From the web site of the Spring Grove Residents’ Association
The house was leased in 1780 to the eminent botanist and explorer Sir Joseph Banks after his voyage to the South Pacific on The Endeavour with Captain James Cook. In 1791 he also rented land around the house and purchased the house and estate in 1808.
The house and estate changed hands several times until it was purchased by Henry Daniel Davies in 1850. Davies was a property developer and laid out plans for an impressive estate of roads and large houses surrounding Spring Grove House. He built St. Mary’s Church and a number of large houses on Osterley Road, Thornbury Road, The Grove and Eversley Crescent.
One of Davies' houses that still stands on The Grove.
Information from the “History of Spring Grove” by Gillian Morris.
Spring Grove was one of the most ambitious middle-class projects, and is said to have been chiefly designed for retired army officers. It was laid out in the early 1850’s, a church was built in 1856, and in the same year the rapid rise of the district was noted as a remarkable result of the new railway system.
Spring Grove was one of the most ambitious middle-class projects, and is said to have been chiefly designed for retired army officers. It was laid out in the early 1850’s, a church was built in 1856, and in the same year the rapid rise of the district was noted as a remarkable result of the new railway system.
Another of Davies’ houses, in Thornbury Road.
The good beginning was soon over: by 1865 only a few villas, including Thornbury House (now Campion House), where H. D. Davies, the promoter of the estate, lived, stood in their gardens along the roads round the church, though there was a rather larger number in the Grove.
Campion House, formerly Thornbury House, in Thornbury Road. (Although the tour did not reach further north than Campion House a little way beyond at 126 Thornbury Road my parents rented their first flat after they married.)
Very few houses of the original type were added to the estate later and though a number of retired soldiers seem to have lived there at first, the failure of the project was implicitly acknowledged in 1888.
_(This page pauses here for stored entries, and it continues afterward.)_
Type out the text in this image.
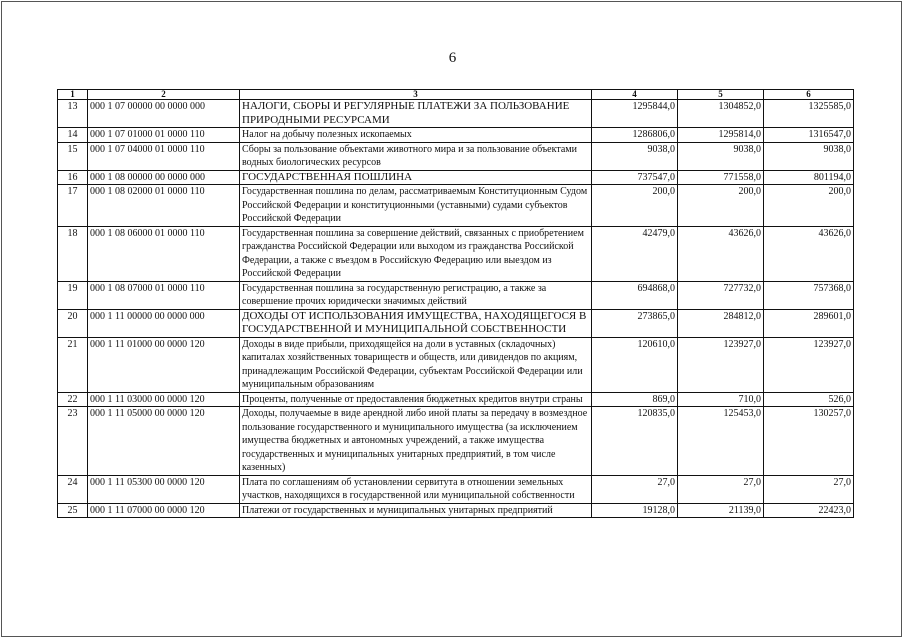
6
1	2	3	4	5	6
13	000 1 07 00000 00 0000 000	НАЛОГИ, СБОРЫ И РЕГУЛЯРНЫЕ ПЛАТЕЖИ ЗА ПОЛЬЗОВАНИЕ ПРИРОДНЫМИ РЕСУРСАМИ	1295844,0	1304852,0	1325585,0
14	000 1 07 01000 01 0000 110	Налог на добычу полезных ископаемых	1286806,0	1295814,0	1316547,0
15	000 1 07 04000 01 0000 110	Сборы за пользование объектами животного мира и за пользование объектами водных биологических ресурсов	9038,0	9038,0	9038,0
16	000 1 08 00000 00 0000 000	ГОСУДАРСТВЕННАЯ ПОШЛИНА	737547,0	771558,0	801194,0
17	000 1 08 02000 01 0000 110	Государственная пошлина по делам, рассматриваемым Конституционным Судом Российской Федерации и конституционными (уставными) судами субъектов Российской Федерации	200,0	200,0	200,0
18	000 1 08 06000 01 0000 110	Государственная пошлина за совершение действий, связанных с приобретением гражданства Российской Федерации или выходом из гражданства Российской Федерации, а также с въездом в Российскую Федерацию или выездом из Российской Федерации	42479,0	43626,0	43626,0
19	000 1 08 07000 01 0000 110	Государственная пошлина за государственную регистрацию, а также за совершение прочих юридически значимых действий	694868,0	727732,0	757368,0
20	000 1 11 00000 00 0000 000	ДОХОДЫ ОТ ИСПОЛЬЗОВАНИЯ ИМУЩЕСТВА, НАХОДЯЩЕГОСЯ В ГОСУДАРСТВЕННОЙ И МУНИЦИПАЛЬНОЙ СОБСТВЕННОСТИ	273865,0	284812,0	289601,0
21	000 1 11 01000 00 0000 120	Доходы в виде прибыли, приходящейся на доли в уставных (складочных) капиталах хозяйственных товариществ и обществ, или дивидендов по акциям, принадлежащим Российской Федерации, субъектам Российской Федерации или муниципальным образованиям	120610,0	123927,0	123927,0
22	000 1 11 03000 00 0000 120	Проценты, полученные от предоставления бюджетных кредитов внутри страны	869,0	710,0	526,0
23	000 1 11 05000 00 0000 120	Доходы, получаемые в виде арендной либо иной платы за передачу в возмездное пользование государственного и муниципального имущества (за исключением имущества бюджетных и автономных учреждений, а также имущества государственных и муниципальных унитарных предприятий, в том числе казенных)	120835,0	125453,0	130257,0
24	000 1 11 05300 00 0000 120	Плата по соглашениям об установлении сервитута в отношении земельных участков, находящихся в государственной или муниципальной собственности	27,0	27,0	27,0
25	000 1 11 07000 00 0000 120	Платежи от государственных и муниципальных унитарных предприятий	19128,0	21139,0	22423,0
Later, smaller houses in Harvard Road, some in Arts & Crafts style.
St. Mary’s Church, Osterley Road. Part of the reason the tour over ran was that the Church Warden turned up while we were outside and invited the tour group to come in and have a nose around.
So we did.
Close by, the International College (opened in 1867) represented another plan which never fulfilled the original hopes: the building, which was in the Gothic style, was taken over in 1890 by the Borough Road Training College.
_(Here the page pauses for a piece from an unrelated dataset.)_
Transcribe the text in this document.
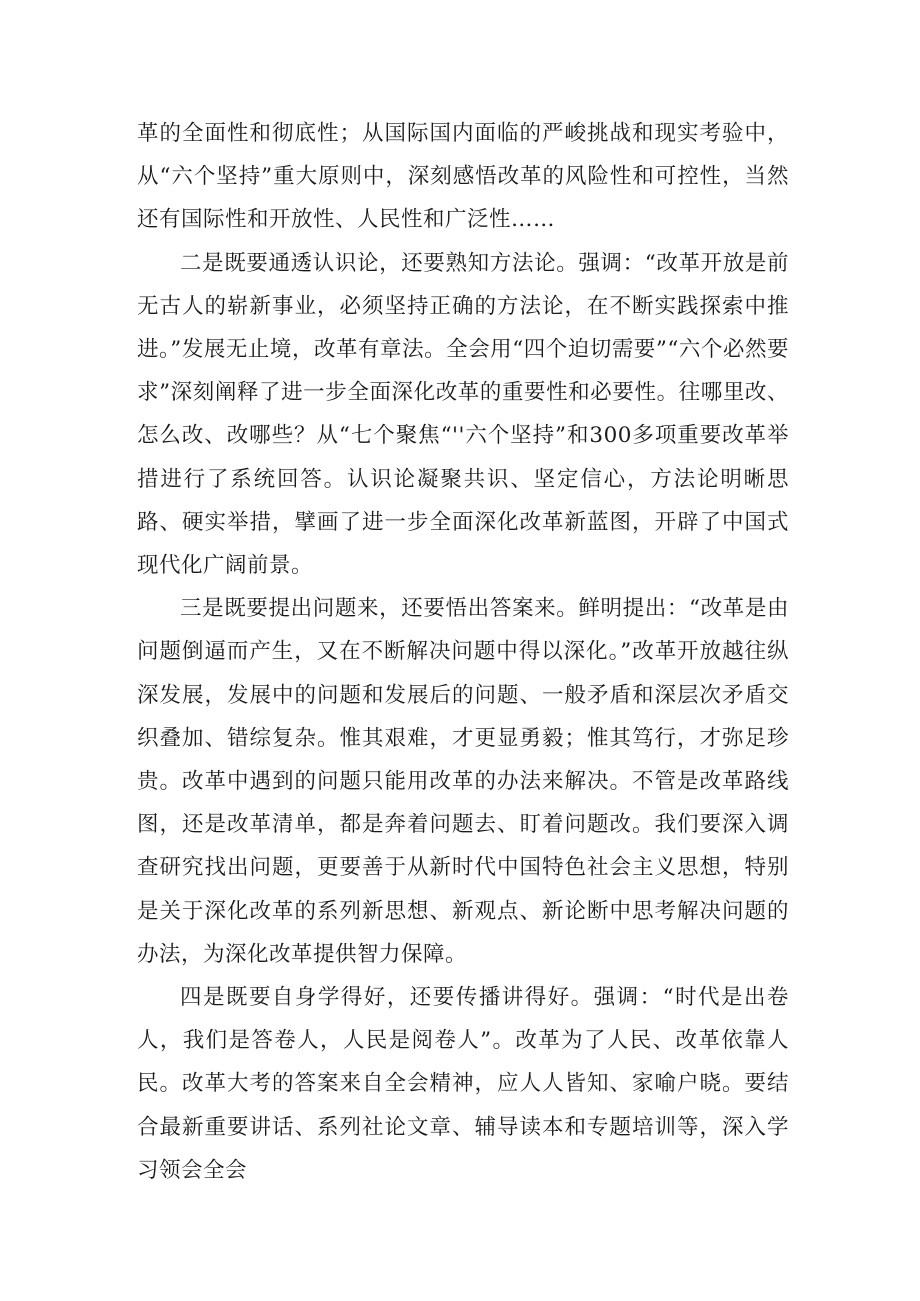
革的全面性和彻底性；从国际国内面临的严峻挑战和现实考验中，从“六个坚持”重大原则中，深刻感悟改革的风险性和可控性，当然还有国际性和开放性、人民性和广泛性……

二是既要通透认识论，还要熟知方法论。强调：“改革开放是前无古人的崭新事业，必须坚持正确的方法论，在不断实践探索中推进。”发展无止境，改革有章法。全会用“四个迫切需要”“六个必然要求”深刻阐释了进一步全面深化改革的重要性和必要性。往哪里改、怎么改、改哪些？从“七个聚焦“''六个坚持”和300多项重要改革举措进行了系统回答。认识论凝聚共识、坚定信心，方法论明晰思路、硬实举措，擘画了进一步全面深化改革新蓝图，开辟了中国式现代化广阔前景。

三是既要提出问题来，还要悟出答案来。鲜明提出：“改革是由问题倒逼而产生，又在不断解决问题中得以深化。”改革开放越往纵深发展，发展中的问题和发展后的问题、一般矛盾和深层次矛盾交织叠加、错综复杂。惟其艰难，才更显勇毅；惟其笃行，才弥足珍贵。改革中遇到的问题只能用改革的办法来解决。不管是改革路线图，还是改革清单，都是奔着问题去、盯着问题改。我们要深入调查研究找出问题，更要善于从新时代中国特色社会主义思想，特别是关于深化改革的系列新思想、新观点、新论断中思考解决问题的办法，为深化改革提供智力保障。

四是既要自身学得好，还要传播讲得好。强调：“时代是出卷人，我们是答卷人，人民是阅卷人”。改革为了人民、改革依靠人民。改革大考的答案来自全会精神，应人人皆知、家喻户晓。要结合最新重要讲话、系列社论文章、辅导读本和专题培训等，深入学习领会全会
Taken from SGRA Newsletter of November 2009, sourced from: “Heston and Isleworth: Introduction”, A History of the County of Middlesex: Volume 3: Shepperton, Staines, Stanwell, Sunbury, Teddington, Heston and Isleworth, Twickenham, Cowley, Cranford, West Drayton, Greenford, Hanwell, Harefield and Harlington (1962), pp. 85-94. URL: http://www.british-history.ac.uk/report.aspx?compid=22270&strquery=london%20apprentice%20isleworth
The former International College, later Borough Road Training College, and now (of course) converted into flats.
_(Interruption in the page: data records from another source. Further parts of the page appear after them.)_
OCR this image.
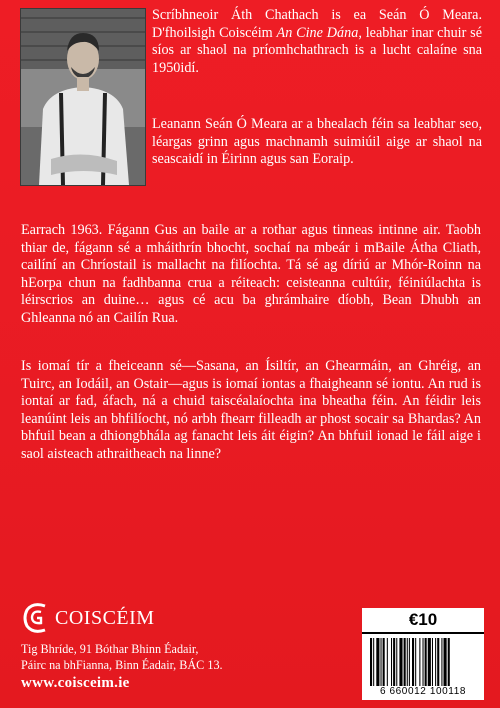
Scríbhneoir Áth Chathach is ea Seán Ó Meara. D'fhoilsigh Coiscéim An Cine Dána, leabhar inar chuir sé síos ar shaol na príomhchathrach is a lucht calaíne sna 1950idí.

Leanann Seán Ó Meara ar a bhealach féin sa leabhar seo, léargas grinn agus machnamh suimiúil aige ar shaol na seascaidí in Éirinn agus san Eoraip.

Earrach 1963. Fágann Gus an baile ar a rothar agus tinneas intinne air. Taobh thiar de, fágann sé a mháithrín bhocht, sochaí na mbeár i mBaile Átha Cliath, cailíní an Chríostail is mallacht na filíochta. Tá sé ag díriú ar Mhór-Roinn na hEorpa chun na fadhbanna crua a réiteach: ceisteanna cultúir, féiniúlachta is léirscrios an duine… agus cé acu ba ghrámhaire díobh, Bean Dhubh an Ghleanna nó an Cailín Rua.

Is iomaí tír a fheiceann sé—Sasana, an Ísiltír, an Ghearmáin, an Ghréig, an Tuirc, an Iodáil, an Ostair—agus is iomaí iontas a fhaigheann sé iontu. An rud is iontaí ar fad, áfach, ná a chuid taiscéalaíochta ina bheatha féin. An féidir leis leanúint leis an bhfilíocht, nó arbh fhearr filleadh ar phost socair sa Bhardas? An bhfuil bean a dhiongbhála ag fanacht leis áit éigin? An bhfuil ionad le fáil aige i saol aisteach athraitheach na linne?

COISCÉIM
Tig Bhríde, 91 Bóthar Bhinn Éadair,
Páirc na bhFianna, Binn Éadair, BÁC 13.
www.coisceim.ie
€10
6 660012 100118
The above is only a flavour of the buildings and history covered by the tour. Such was the attention I was paying to the guide, who was very good and encouraged participation by anyone who had anything to add or who wanted to know more, that I failed to photograph the Isleworth & Syon School or the Crown Court. What photos I did take are here.
I might have to go back and explore this area some more when time allows.